Lemon Bass Pasta with Spaghetti (Print Version)

Tender grilled white fish with spaghetti in a zesty lemon-butter sauce, fresh herbs, and garlic. Serves 4 in 40 minutes.

# Components:

→ Fish

01 - 4 white fish fillets (6 oz each), skinless, such as sea bass or cod
02 - 1 tablespoon olive oil
03 - 1/2 teaspoon salt
04 - 1/4 teaspoon black pepper
05 - Zest of 1 lemon

→ Pasta

06 - 12 ounces spaghetti or linguine
07 - 2 tablespoons unsalted butter
08 - 2 tablespoons olive oil
09 - 3 garlic cloves, minced
10 - Zest of 2 lemons
11 - Juice of 2 lemons
12 - 1/2 cup reserved pasta water
13 - 1/4 cup fresh parsley, chopped
14 - 1/4 cup grated Parmesan cheese
15 - Salt and black pepper to taste

→ Garnish

16 - Lemon wedges
17 - Additional fresh parsley
18 - Extra grated Parmesan cheese, optional

# Directions:

01 - Bring a large pot of salted water to a boil. Cook the pasta until al dente according to package instructions. Reserve 1/2 cup of pasta water, then drain.
02 - While the pasta cooks, preheat a grill pan or outdoor grill over medium-high heat.
03 - Pat the fish fillets dry. Drizzle with olive oil, season with salt, pepper, and lemon zest.
04 - Grill the fish for 3 to 4 minutes per side, or until opaque and flaky. Remove from heat and cover loosely with foil to keep warm.
05 - In a large skillet, melt butter with olive oil over medium heat. Add minced garlic and cook for 1 minute until fragrant but not browned.
06 - Stir in lemon zest and juice. Add drained pasta and toss to coat, adding reserved pasta water as needed to create a silky sauce.
07 - Stir in chopped parsley and grated Parmesan. Season with salt and black pepper to taste.
08 - Divide the pasta among plates. Top each serving with a grilled fish fillet.
09 - Garnish with lemon wedges, extra parsley, and Parmesan if desired.
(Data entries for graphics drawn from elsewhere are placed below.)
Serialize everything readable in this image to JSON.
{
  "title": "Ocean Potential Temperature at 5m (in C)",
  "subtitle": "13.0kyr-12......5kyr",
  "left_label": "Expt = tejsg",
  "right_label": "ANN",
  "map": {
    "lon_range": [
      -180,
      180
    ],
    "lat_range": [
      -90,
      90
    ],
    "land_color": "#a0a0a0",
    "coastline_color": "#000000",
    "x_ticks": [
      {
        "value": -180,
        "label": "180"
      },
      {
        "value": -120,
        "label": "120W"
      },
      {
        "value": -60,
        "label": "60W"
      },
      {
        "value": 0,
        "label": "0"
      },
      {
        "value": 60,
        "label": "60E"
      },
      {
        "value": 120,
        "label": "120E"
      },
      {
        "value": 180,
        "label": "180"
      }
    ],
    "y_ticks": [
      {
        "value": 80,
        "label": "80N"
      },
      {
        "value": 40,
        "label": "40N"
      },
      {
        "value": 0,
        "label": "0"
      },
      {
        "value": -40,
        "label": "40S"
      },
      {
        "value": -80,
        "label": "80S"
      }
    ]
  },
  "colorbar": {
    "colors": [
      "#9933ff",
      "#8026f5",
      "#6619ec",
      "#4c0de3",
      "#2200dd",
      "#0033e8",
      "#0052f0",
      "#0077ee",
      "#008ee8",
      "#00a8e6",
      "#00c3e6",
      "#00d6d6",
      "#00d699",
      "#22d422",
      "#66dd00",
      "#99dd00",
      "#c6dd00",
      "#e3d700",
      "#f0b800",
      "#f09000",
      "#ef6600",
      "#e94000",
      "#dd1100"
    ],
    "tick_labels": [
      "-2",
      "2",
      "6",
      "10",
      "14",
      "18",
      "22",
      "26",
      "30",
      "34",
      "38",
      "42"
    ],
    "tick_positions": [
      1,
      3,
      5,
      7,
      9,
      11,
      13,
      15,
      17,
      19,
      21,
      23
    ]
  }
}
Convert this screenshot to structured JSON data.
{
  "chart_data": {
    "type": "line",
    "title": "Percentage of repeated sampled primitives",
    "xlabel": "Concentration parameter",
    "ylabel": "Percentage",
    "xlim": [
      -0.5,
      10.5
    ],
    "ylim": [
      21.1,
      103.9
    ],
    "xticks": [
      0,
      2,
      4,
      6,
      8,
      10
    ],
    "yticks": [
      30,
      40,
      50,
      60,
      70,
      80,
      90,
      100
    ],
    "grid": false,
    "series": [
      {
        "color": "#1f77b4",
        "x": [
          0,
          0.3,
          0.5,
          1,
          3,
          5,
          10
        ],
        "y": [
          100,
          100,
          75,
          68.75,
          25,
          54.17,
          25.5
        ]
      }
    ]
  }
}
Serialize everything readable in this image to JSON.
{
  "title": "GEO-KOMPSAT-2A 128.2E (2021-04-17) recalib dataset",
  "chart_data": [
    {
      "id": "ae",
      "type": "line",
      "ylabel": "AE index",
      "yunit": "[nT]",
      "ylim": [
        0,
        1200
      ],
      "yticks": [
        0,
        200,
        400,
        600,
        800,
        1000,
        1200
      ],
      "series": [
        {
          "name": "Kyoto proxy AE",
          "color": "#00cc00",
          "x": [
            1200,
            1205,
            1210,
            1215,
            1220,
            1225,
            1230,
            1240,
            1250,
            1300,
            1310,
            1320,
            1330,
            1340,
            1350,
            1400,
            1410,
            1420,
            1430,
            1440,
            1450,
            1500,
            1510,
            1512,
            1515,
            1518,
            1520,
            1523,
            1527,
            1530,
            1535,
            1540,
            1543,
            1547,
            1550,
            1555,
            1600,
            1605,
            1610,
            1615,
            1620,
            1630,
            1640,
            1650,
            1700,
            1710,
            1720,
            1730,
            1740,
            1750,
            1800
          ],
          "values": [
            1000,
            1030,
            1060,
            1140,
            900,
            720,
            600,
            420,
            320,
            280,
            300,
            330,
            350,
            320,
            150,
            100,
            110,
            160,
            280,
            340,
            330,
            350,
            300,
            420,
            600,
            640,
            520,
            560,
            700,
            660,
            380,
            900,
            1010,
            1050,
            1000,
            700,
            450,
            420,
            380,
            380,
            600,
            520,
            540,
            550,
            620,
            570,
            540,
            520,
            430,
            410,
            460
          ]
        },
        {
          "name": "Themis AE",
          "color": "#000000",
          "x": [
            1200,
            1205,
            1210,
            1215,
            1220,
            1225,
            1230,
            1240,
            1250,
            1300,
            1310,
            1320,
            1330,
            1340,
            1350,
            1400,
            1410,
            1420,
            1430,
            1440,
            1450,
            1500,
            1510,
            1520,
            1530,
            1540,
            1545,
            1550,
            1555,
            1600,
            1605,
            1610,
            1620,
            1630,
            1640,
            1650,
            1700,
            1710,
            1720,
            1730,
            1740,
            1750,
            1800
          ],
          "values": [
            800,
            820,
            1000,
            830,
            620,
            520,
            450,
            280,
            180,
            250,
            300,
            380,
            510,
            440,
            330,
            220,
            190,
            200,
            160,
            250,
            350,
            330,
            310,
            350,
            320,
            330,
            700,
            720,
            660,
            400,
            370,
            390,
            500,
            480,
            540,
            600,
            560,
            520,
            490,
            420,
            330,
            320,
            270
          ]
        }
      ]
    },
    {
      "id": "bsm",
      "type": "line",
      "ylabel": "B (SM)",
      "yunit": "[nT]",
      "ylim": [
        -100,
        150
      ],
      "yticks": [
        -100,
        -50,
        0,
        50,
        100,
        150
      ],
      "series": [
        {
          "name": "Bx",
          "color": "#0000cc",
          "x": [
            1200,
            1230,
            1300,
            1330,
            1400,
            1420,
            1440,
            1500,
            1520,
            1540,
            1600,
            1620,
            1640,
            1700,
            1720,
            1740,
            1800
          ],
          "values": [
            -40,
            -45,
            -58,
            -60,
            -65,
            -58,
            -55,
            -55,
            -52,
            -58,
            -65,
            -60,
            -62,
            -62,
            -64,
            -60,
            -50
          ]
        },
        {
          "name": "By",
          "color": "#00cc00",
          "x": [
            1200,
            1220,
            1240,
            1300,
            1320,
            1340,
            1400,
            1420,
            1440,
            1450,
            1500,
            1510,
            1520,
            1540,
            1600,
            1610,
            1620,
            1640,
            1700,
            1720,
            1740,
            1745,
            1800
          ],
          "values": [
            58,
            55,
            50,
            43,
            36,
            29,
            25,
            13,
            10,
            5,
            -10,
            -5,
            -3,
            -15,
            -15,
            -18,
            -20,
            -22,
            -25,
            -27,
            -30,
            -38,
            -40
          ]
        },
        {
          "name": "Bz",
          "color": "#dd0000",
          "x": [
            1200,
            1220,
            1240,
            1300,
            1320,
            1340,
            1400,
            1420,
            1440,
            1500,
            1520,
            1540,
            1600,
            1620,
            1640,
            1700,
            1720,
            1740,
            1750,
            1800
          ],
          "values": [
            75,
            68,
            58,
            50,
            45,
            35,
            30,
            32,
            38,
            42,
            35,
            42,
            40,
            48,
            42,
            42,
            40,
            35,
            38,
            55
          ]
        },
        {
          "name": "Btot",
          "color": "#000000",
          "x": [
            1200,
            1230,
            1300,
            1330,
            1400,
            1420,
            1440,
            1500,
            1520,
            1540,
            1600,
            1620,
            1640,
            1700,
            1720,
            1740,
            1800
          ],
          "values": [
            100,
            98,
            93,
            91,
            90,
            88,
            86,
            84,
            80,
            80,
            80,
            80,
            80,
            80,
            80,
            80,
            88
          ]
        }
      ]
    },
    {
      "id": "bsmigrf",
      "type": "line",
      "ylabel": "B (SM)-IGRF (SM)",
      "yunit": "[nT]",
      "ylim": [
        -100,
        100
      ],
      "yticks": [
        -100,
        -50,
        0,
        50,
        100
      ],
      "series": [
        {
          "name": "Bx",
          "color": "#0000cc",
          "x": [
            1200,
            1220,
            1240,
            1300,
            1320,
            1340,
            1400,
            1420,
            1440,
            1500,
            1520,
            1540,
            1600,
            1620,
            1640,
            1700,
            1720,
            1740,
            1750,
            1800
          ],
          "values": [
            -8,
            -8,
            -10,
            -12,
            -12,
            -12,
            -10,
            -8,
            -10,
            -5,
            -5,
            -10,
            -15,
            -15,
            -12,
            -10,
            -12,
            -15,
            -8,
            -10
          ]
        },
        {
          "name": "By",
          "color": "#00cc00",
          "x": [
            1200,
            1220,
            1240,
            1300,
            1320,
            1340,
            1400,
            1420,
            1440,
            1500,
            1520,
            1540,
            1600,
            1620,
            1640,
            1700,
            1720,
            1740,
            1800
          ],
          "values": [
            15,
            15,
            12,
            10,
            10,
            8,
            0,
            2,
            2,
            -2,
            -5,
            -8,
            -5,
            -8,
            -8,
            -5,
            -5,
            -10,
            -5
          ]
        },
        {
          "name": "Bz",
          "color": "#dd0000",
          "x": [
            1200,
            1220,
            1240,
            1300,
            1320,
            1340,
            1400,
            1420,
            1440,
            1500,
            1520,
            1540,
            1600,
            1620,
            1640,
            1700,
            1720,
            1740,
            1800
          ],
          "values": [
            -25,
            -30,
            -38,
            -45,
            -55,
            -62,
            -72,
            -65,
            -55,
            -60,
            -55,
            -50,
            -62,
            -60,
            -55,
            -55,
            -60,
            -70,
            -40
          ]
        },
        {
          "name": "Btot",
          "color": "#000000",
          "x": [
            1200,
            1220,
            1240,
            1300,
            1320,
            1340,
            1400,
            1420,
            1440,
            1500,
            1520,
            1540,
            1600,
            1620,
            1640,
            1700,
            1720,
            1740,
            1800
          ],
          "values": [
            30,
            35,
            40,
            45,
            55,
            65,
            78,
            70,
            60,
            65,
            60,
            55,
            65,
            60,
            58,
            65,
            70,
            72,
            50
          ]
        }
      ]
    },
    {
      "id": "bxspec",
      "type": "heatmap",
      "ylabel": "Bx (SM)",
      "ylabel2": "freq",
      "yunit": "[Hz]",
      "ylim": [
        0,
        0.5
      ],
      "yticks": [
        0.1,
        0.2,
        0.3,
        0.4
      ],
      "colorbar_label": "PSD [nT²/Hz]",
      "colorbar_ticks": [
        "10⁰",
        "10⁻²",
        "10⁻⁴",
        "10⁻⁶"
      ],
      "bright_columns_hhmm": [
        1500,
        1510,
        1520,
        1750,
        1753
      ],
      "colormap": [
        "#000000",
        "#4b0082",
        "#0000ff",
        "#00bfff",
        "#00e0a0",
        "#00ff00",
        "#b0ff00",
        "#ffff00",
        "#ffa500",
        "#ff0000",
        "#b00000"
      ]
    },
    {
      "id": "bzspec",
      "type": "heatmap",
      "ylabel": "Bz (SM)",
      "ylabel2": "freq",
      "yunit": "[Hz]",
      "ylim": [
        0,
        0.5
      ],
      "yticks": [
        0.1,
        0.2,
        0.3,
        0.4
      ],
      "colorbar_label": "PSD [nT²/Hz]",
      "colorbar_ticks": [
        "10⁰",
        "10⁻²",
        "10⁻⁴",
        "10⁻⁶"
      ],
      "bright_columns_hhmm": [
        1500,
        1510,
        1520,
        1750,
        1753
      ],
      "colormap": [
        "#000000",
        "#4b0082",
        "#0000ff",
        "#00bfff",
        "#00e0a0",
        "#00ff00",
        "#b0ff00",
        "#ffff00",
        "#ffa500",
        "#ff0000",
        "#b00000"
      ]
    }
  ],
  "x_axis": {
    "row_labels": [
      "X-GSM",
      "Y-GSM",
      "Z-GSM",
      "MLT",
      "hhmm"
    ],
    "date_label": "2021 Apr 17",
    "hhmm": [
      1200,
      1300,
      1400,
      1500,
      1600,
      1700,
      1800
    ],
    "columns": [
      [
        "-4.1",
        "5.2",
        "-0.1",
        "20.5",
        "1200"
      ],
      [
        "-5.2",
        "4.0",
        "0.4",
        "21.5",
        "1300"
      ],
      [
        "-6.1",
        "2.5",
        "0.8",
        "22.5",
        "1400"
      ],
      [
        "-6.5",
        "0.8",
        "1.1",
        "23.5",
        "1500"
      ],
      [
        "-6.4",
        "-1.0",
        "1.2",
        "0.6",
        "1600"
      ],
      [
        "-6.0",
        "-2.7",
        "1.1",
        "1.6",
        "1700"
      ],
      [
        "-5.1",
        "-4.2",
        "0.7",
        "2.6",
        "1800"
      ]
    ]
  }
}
Serve immediately.

# Expert Advice:

01 -
  • It feels restaurant-quality but comes together in under an hour with ingredients you probably already have.
  • The lemon sauce is bright enough to make even weeknight pasta feel like a celebration.
  • Grilled fish on top turns simple spaghetti into something that looks impressive without any real fuss.
  • Leftovers reheat surprisingly well, and the flavors actually deepen overnight.
02 -
  • Don't skip reserving the pasta water, it's the only thing that will bring the sauce together without making it greasy.
  • If your fish sticks to the grill, it's not ready to flip yet, give it another thirty seconds and it will release on its own.
  • Add the Parmesan off the heat so it melts into the sauce instead of clumping into weird strings.
03 -
  • Let the fish come to room temperature for about ten minutes before grilling so it cooks more evenly.
  • Zest your lemons before juicing them, it's nearly impossible to zest a juiced lemon and you'll just end up frustrated.
  • Toss the pasta in the sauce for at least a full minute so the noodles actually absorb some of that lemony goodness instead of just being coated.